Active Time: 45 minutes

Total Time: 45 minutes

Ingredients

Roasted Red Onions

  • 2 large red onions

  • 1½ tablespoons canola oil or another neutral oil

  • ½ teaspoon fine sea salt

Roasted Beets

  • 1½ tablespoons canola oil

  • 2 teaspoons finely chopped garlic

  • 1½ teaspoons coarsely chopped thyme leaves, plus additional for garnish

  • ½ teaspoon fine sea salt

  • ¼ teaspoon freshly ground black pepper

  • 2 pounds beets

  • 3 tablespoons buckwheat groats

Cranberry Dressing

  • ¾ cup frozen cranberries, defrosted

  • ¼ cup plus 2 tablespoons canola oil

  • 1 tablespoon agave syrup

  • 1 tablespoon freshly squeezed lemon juice

  • ⅛ teaspoon freshly ground black pepper

Instructions

Preheat the oven to 400˚F.

Peel the onions. Trim the root ends, keeping the layers intact. Cut in half lengthwise. Coat the onions in the oil and sprinkle with the salt. Put cut-side down on a small baking sheet and roast for 15 minutes. Turn cut-side up and continue to roast until tender, 15 to 20 minutes.
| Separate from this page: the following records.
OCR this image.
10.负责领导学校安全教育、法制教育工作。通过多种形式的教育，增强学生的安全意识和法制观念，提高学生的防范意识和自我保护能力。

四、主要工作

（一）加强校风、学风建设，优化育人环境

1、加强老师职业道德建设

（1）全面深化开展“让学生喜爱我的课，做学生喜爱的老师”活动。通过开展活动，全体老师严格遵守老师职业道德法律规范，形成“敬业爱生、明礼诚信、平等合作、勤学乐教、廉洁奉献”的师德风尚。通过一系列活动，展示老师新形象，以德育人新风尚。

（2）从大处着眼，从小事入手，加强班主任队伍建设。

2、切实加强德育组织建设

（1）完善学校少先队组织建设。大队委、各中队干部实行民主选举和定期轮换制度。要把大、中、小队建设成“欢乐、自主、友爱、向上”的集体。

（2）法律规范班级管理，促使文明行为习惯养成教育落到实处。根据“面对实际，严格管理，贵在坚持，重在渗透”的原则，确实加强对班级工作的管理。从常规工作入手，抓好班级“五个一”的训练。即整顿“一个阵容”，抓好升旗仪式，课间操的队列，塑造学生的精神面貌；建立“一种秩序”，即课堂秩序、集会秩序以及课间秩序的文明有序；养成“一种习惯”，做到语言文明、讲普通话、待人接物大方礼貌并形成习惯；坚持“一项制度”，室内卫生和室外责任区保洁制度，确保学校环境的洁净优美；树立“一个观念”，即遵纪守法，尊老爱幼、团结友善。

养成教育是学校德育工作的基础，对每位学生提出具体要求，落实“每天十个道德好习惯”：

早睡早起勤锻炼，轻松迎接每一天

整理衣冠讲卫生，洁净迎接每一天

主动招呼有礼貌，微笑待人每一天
Meanwhile, whisk together the oil, garlic, thyme, salt, and pepper for the beets in a medium bowl. Peel the beets and cut into 1-inch pieces. Add to the bowl and toss to coat. Spread on a baking sheet.

Spread the buckwheat groats on a separate small baking sheet and set to the side.

Lower the oven temperature to 375˚F.

Roast the beets for 30 minutes.

Meanwhile, put all of the dressing ingredients in a high-powered blender and blend until smooth.

Put the groats in the oven. Continue to roast the beets until tender, and toast the groats until fragrant, about 10 minutes. Remove both from the oven. (Unless the beets need a bit longer. They should be tender when pierced with a paring knife.)

Cut the onion halves in half through the root end and put on a serving plate, along with the beets. Drizzle the dressing over the top and sprinkle with the toasted groats and some thyme leaves.